Accanto alle istituzioni – al Tavolo hanno partecipato Jacopo Galli per Confindustria Alto Adriatico, Andrea Attilio Gava per Confindustria Veneto Est, la direttrice del Cluster Arredo Fvg Martina Mattellicchio, il professor Francesco Raggiotto, delegato per il Centro polifunzionale di Pordenone dell’Università di Udine, e Carlo Piemonte, direttore generale di FederlegnoArredo, federazione che partecipa all’iniziativa fin dalle sue prime fasi – sono stati chiamati i componenti della cabina di regia a contribuire alla definizione di contenuti e servizi del futuro Campus.
La scelta della sede del Campus non è casuale: Brugnera si colloca infatti nel cuore del grande Distretto del Mobile del nord-est, un territorio che tra Friuli Venezia Giulia e Veneto produce il 40% del legno-arredo italiano, e conta su una rete produttiva che fa di questo centro industriale uno dei principali in Italia e d’Europa. “L’obiettivo comune è quello di costruire un’infrastruttura che faccia da attrattore di innovazione internazionale per lo sviluppo del mobile e del pannello a nordest a favore di imprese e realtà della filiera legno-arredo – commenta il presidente del Cluster Edi Snaidero -, che generi valore per il territorio e rafforzi la competitività del settore. E il Cluster, in questo progetto, esprime la sua massima funzione, con la sua capacità di fare rete e creare connessioni”. .

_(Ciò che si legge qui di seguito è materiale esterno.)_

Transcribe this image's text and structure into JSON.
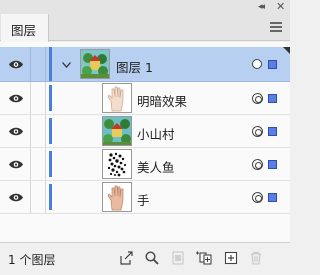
{
  "panel": {
    "tab_label": "图层",
    "collapse_glyph": "◂◂",
    "close_glyph": "✕"
  },
  "layers": [
    {
      "name": "图层 1",
      "is_parent": true,
      "expanded": true,
      "thumb": "landscape-thumbnail"
    },
    {
      "name": "明暗效果",
      "is_parent": false,
      "thumb": "hand-thumbnail"
    },
    {
      "name": "小山村",
      "is_parent": false,
      "thumb": "village-thumbnail"
    },
    {
      "name": "美人鱼",
      "is_parent": false,
      "thumb": "mermaid-thumbnail"
    },
    {
      "name": "手",
      "is_parent": false,
      "thumb": "hand-thumbnail"
    }
  ],
  "footer": {
    "count_label": "1 个图层"
  },
  "colors": {
    "selection_bg": "#b7cff0",
    "layer_color": "#4a7fd9",
    "select_square": "#5b7ee6"
  }
}
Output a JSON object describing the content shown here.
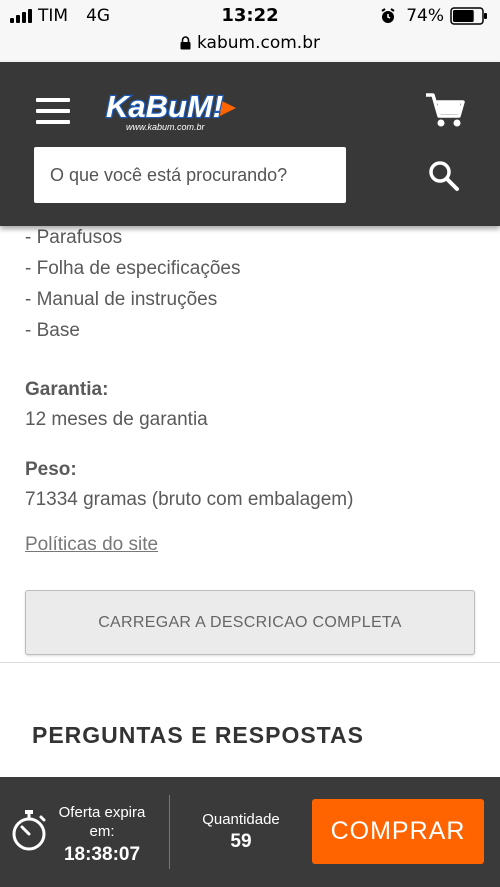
{
  "status_bar": {
    "carrier": "TIM",
    "network": "4G",
    "time": "13:22",
    "battery": "74%",
    "battery_level": 0.74
  },
  "browser": {
    "url": "kabum.com.br"
  },
  "header": {
    "logo_text": "KaBuM!",
    "logo_subtext": "www.kabum.com.br",
    "brand_color": "#ff6400",
    "search_placeholder": "O que você está procurando?"
  },
  "content": {
    "items": [
      "- Parafusos",
      "- Folha de especificações",
      "- Manual de instruções",
      "- Base"
    ],
    "warranty": {
      "label": "Garantia:",
      "value": "12 meses de garantia"
    },
    "weight": {
      "label": "Peso:",
      "value": "71334 gramas (bruto com embalagem)"
    },
    "policies_link": "Políticas do site",
    "load_button": "CARREGAR A DESCRICAO COMPLETA",
    "qa_heading": "PERGUNTAS E RESPOSTAS"
  },
  "bottom_bar": {
    "offer_label_1": "Oferta expira",
    "offer_label_2": "em:",
    "offer_time": "18:38:07",
    "quantity_label": "Quantidade",
    "quantity_value": "59",
    "buy_button": "COMPRAR"
  }
}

“Con l’ingresso di Confindustria Veneto Est si dà voce a un sistema produttivo (le cui filiere del mobile e del pannello sono tra le più radicate) che attraversa i confini regionali – dichiara il sindaco Renzo Dolfi -. Il Campus dialogherà direttamente con la Scuola del Mobile ISIS Carniello e con tutte le realtà produttive friulane e venete che hanno interesse a costruire un ecosistema di innovazione duraturo. Entro fine anno otterremo l’area bonificata, pronta per il via ai lavori”.
“Come Confindustria Veneto Est, portiamo in dote a questo progetto un tessuto imprenditoriale vibrante, fatto di eccellenze industriali che credono fortemente nell’innovazione e nel capitale umano” afferma il referente del Legno Arredo, Mirko Longo ricordando che il settore non ragiona per confini geografici o amministrativi, ma per filiere integrate. “La nascita di questo polo di alta formazione e ricerca applicata è la risposta concreta alle sfide della transizione ecologica e digitale che le nostre imprese stanno affrontando. Dobbiamo attrarre i giovani, qualificare le competenze, sviluppare materiali e processi innovativi per il pannello e il mobile. Solo così potremo garantire la competitività e la centralità delle nostre filiere nei mercati globali”.